Despite the tragic circumstances surrounding Aris’s death and the Burmese governments unwillingness to allow him into the country, Bonne believes that Michael’s death served to increase Aung San Suu Kyi’s popularity and power among the Burmese people. When it became known that she had given up everything for them, she became even more beloved and her supporters ever more loyal.
While great attention should obviously be paid to Aung San Suu Kyi’s incredible political triumphs, when asked about what she wanted audiences to take away from the film, Bonne explained that she hopes people see, “That there’s always a story behind the person and then realize what price they had to pay to become that person and who they are.” A tie-in to a beautiful line in the film where Aung San Suu Kyi says, “Nothing is free: if you want something of value you must make payments accordingly.” According to Bonne, Aung San Suu Kyi, “paid a big price.”
The extended version of the film (which I was able to view on Monday night) actually starts at the end of her house arrest, the first few minutes of the film showing footage of Aung San Suu Kyi after her 2010 release.

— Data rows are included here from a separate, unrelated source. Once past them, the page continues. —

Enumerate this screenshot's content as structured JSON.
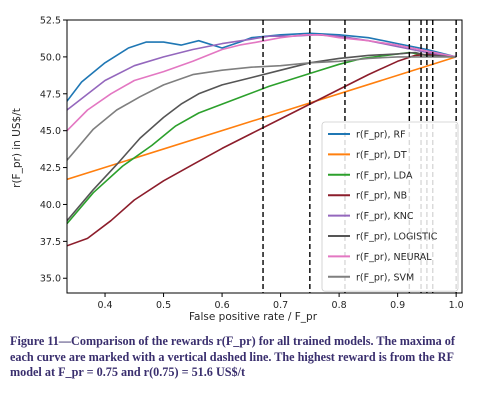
{
  "chart_data": {
    "type": "line",
    "xlabel": "False positive rate / F_pr",
    "ylabel": "r(F_pr) in US$/t",
    "xlim": [
      0.335,
      1.01
    ],
    "ylim": [
      34.0,
      52.5
    ],
    "xticks": [
      0.4,
      0.5,
      0.6,
      0.7,
      0.8,
      0.9,
      1.0
    ],
    "xtick_labels": [
      "0.4",
      "0.5",
      "0.6",
      "0.7",
      "0.8",
      "0.9",
      "1.0"
    ],
    "yticks": [
      35.0,
      37.5,
      40.0,
      42.5,
      45.0,
      47.5,
      50.0,
      52.5
    ],
    "ytick_labels": [
      "35.0",
      "37.5",
      "40.0",
      "42.5",
      "45.0",
      "47.5",
      "50.0",
      "52.5"
    ],
    "legend_position": "bottom-right",
    "grid": false,
    "series": [
      {
        "name": "r(F_pr), RF",
        "color": "#1f77b4",
        "x": [
          0.335,
          0.36,
          0.4,
          0.44,
          0.47,
          0.5,
          0.53,
          0.56,
          0.6,
          0.63,
          0.65,
          0.7,
          0.75,
          0.8,
          0.85,
          0.9,
          0.95,
          1.0
        ],
        "y": [
          47.0,
          48.3,
          49.6,
          50.6,
          51.0,
          51.0,
          50.8,
          51.1,
          50.6,
          51.0,
          51.3,
          51.5,
          51.6,
          51.5,
          51.3,
          50.9,
          50.5,
          50.0
        ]
      },
      {
        "name": "r(F_pr), DT",
        "color": "#ff7f0e",
        "x": [
          0.335,
          1.0
        ],
        "y": [
          41.7,
          50.0
        ]
      },
      {
        "name": "r(F_pr), LDA",
        "color": "#2ca02c",
        "x": [
          0.335,
          0.38,
          0.43,
          0.48,
          0.52,
          0.56,
          0.6,
          0.64,
          0.68,
          0.72,
          0.76,
          0.8,
          0.84,
          0.88,
          0.92,
          0.95,
          1.0
        ],
        "y": [
          38.7,
          40.8,
          42.6,
          44.0,
          45.3,
          46.2,
          46.8,
          47.4,
          48.0,
          48.5,
          49.0,
          49.5,
          49.9,
          50.1,
          50.3,
          50.1,
          50.0
        ]
      },
      {
        "name": "r(F_pr), NB",
        "color": "#8c1d2b",
        "x": [
          0.335,
          0.37,
          0.41,
          0.45,
          0.5,
          0.55,
          0.6,
          0.65,
          0.7,
          0.75,
          0.8,
          0.85,
          0.9,
          0.93,
          0.96,
          1.0
        ],
        "y": [
          37.2,
          37.7,
          38.9,
          40.3,
          41.6,
          42.7,
          43.8,
          44.8,
          45.8,
          46.8,
          47.8,
          48.8,
          49.7,
          50.1,
          50.2,
          50.0
        ]
      },
      {
        "name": "r(F_pr), KNC",
        "color": "#9467bd",
        "x": [
          0.335,
          0.4,
          0.45,
          0.5,
          0.55,
          0.6,
          0.65,
          0.68,
          0.72,
          0.76,
          0.8,
          0.85,
          0.9,
          0.95,
          1.0
        ],
        "y": [
          46.4,
          48.4,
          49.4,
          50.0,
          50.5,
          50.9,
          51.2,
          51.4,
          51.4,
          51.5,
          51.4,
          51.1,
          50.7,
          50.3,
          50.0
        ]
      },
      {
        "name": "r(F_pr), LOGISTIC",
        "color": "#555555",
        "x": [
          0.335,
          0.38,
          0.42,
          0.46,
          0.5,
          0.53,
          0.56,
          0.6,
          0.65,
          0.7,
          0.75,
          0.8,
          0.85,
          0.9,
          0.93,
          0.95,
          1.0
        ],
        "y": [
          38.9,
          41.0,
          42.7,
          44.5,
          45.9,
          46.8,
          47.5,
          48.1,
          48.6,
          49.1,
          49.6,
          49.9,
          50.1,
          50.2,
          50.3,
          50.1,
          50.0
        ]
      },
      {
        "name": "r(F_pr), NEURAL",
        "color": "#e377c2",
        "x": [
          0.335,
          0.37,
          0.41,
          0.45,
          0.5,
          0.55,
          0.6,
          0.63,
          0.66,
          0.7,
          0.74,
          0.77,
          0.8,
          0.85,
          0.9,
          0.95,
          1.0
        ],
        "y": [
          45.0,
          46.4,
          47.5,
          48.4,
          49.0,
          49.7,
          50.5,
          50.8,
          51.0,
          51.3,
          51.5,
          51.5,
          51.3,
          51.1,
          50.8,
          50.4,
          50.0
        ]
      },
      {
        "name": "r(F_pr), SVM",
        "color": "#7f7f7f",
        "x": [
          0.335,
          0.38,
          0.42,
          0.46,
          0.5,
          0.55,
          0.6,
          0.65,
          0.7,
          0.75,
          0.8,
          0.85,
          0.9,
          0.95,
          1.0
        ],
        "y": [
          43.0,
          45.1,
          46.4,
          47.3,
          48.1,
          48.8,
          49.1,
          49.3,
          49.4,
          49.6,
          49.7,
          49.9,
          50.0,
          50.0,
          50.0
        ]
      }
    ],
    "maxima_lines_x": [
      0.67,
      0.75,
      0.81,
      0.92,
      0.94,
      0.95,
      0.96,
      1.0
    ]
  },
  "caption": {
    "text": "Figure 11—Comparison of the rewards r(F_pr) for all trained models. The maxima of each curve are marked with a vertical dashed line. The highest reward is from the RF model at F_pr = 0.75 and r(0.75) = 51.6 US$/t"
  }
}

This is unique for many reasons: the documentary was originally released a mere two days before Kyi’s 2010 release. Bonne is humble about this astounding coincidence however, acknowledging that the film certainly, “brought people’s eyes to her.” Obviously the film created a fair amount of exposure about Aung San Suu Kyi’s situation and must have helped to place pressure on the Burmese government. In 2011 the film was selected for the exclusive Berlin ‘Cinema for Peace’ Festival, after which a journalist was finally allowed into Burma to photograph Aung San Suu Kyi.
Bonne’s film exposes Aung San Suu Kyi’s humanity and in so doing has shown the strength and desire for freedom that is possible in leaders and which is fundamentally necessary for the development of human rights in the future. As Aung San Suu Kyi has said, “we must nurture mental strength and support each other,” because it is then that we experience true freedom: “freedom from fear.”